Single by Dwight Yoakam

from the album Buenas Noches from a Lonely Room
- B-side: "Floyd County"
- Released: October 1988
- Recorded: 1988
- Genre: Country
- Length: 3:28
- Label: Reprise 27715
- Songwriter: Dwight Yoakam
- Producer: Pete Anderson

Dwight Yoakam singles chronology
| "Streets of Bakersfield" (1988) | "I Sang Dixie" (1988) | "I Got You" (1989) |

= I Sang Dixie =

"I Sang Dixie" is a song written and recorded by American country music artist Dwight Yoakam. It was released in October 1988 as the second single from his album Buenas Noches from a Lonely Room. In 1989, the song went to number one on the US Country chart.
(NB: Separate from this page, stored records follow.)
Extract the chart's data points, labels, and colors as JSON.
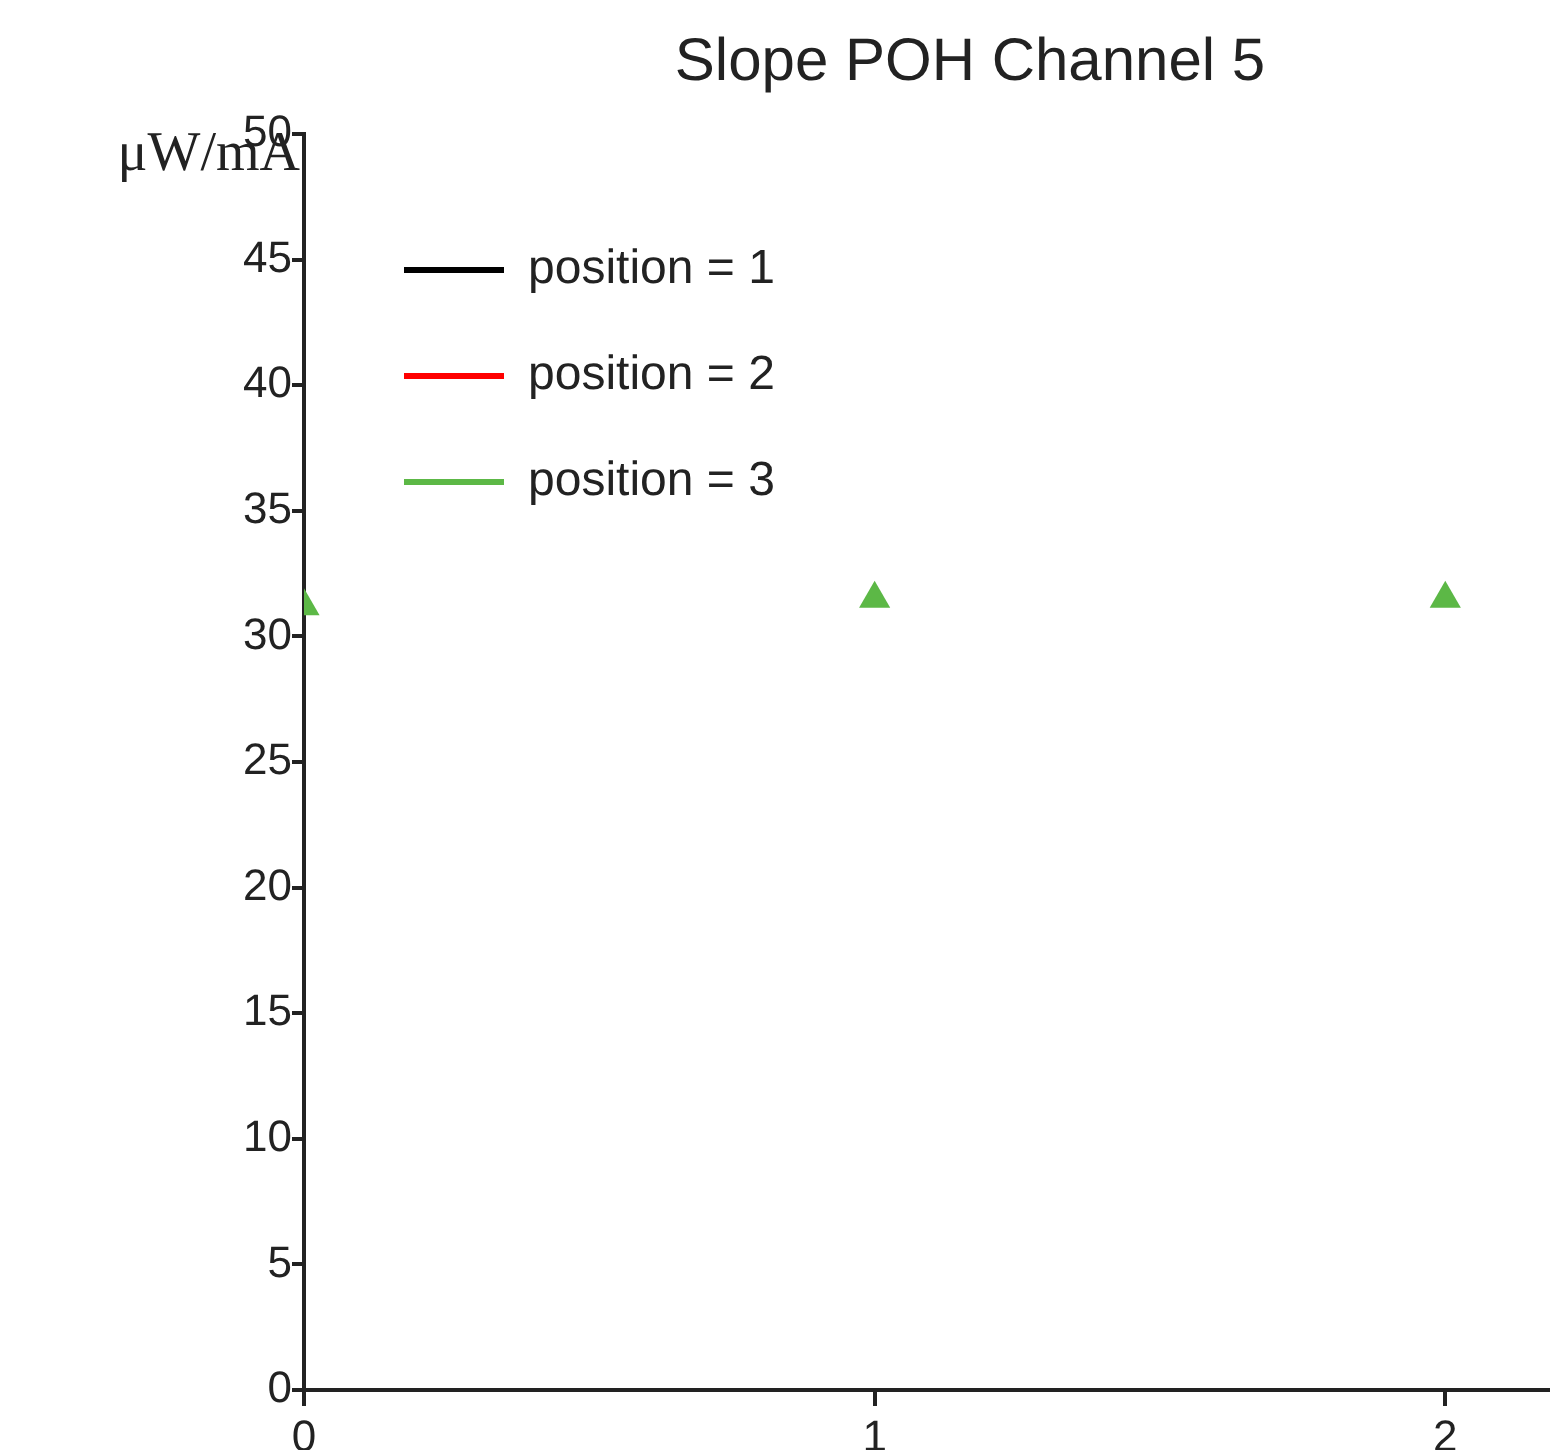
{
  "chart_data": {
    "type": "scatter",
    "title": "Slope POH Channel 5",
    "ylabel": "μW/mA",
    "x": [
      0,
      1,
      2
    ],
    "series": [
      {
        "name": "position = 1",
        "color": "#000000",
        "values": [
          null,
          null,
          null
        ]
      },
      {
        "name": "position = 2",
        "color": "#ff0000",
        "values": [
          null,
          null,
          null
        ]
      },
      {
        "name": "position = 3",
        "color": "#5cb846",
        "values": [
          31.2,
          31.5,
          31.5
        ]
      }
    ],
    "xlim": [
      0,
      2.18
    ],
    "xticks": [
      0,
      1,
      2
    ],
    "ylim": [
      0,
      50
    ],
    "yticks": [
      0,
      5,
      10,
      15,
      20,
      25,
      30,
      35,
      40,
      45,
      50
    ],
    "marker": "triangle",
    "grid": false,
    "legend": "top left"
  }
}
Rolling Stone ranked "I Sang Dixie" No. 26 on its list of the 40 Saddest Country Songs of All time in 2019.

==Content==
The song's narrator describes meeting a man from the Southern United States dying on a street in Los Angeles. The narrator, while crying, holds the man and sings 'Dixie' to comfort him as he dies. He goes on to describe how others "walk on by" ignoring the man's suffering. The dying man warns the narrator with his final words to "run back home to that southern land" and escape "what life here has done to [him]".

== Background ==
Yoakam told the story of how he came up with the song at a concert in Athens, Georgia on Nov 13, 2025. He recalled stopping into a pizza shop in California with his brother, and while they were waiting for their food Yoakam saw two men standing outside the shop. One was older and had fallen in the street, and upon getting up fell once more and hit his head. Yoakam and his brother exited the pizza shop to try and help while waiting for an ambulance to arrive. Yoakam reported that the men spoke in thick southern accents. The older man was eventually taken into the ambulance and driven away.

==Chart performance==

| Chart (1988–1989) | Peak position |
|---|---|
| US Hot Country Songs (Billboard) | 1 |
| Canadian RPM Country Tracks | 1 |

===Year-end charts===

| Chart (1989) | Position |
|---|---|
| Canada Country Tracks (RPM) | 6 |
| US Country Songs (Billboard) | 23 |

==Demo version==
Yoakam originally recorded a demo version of the song in 1981. It can be found on his 2002 boxed set, Reprise Please, Baby and on the 2006 Deluxe version of Guitars, Cadillacs, Etc., Etc.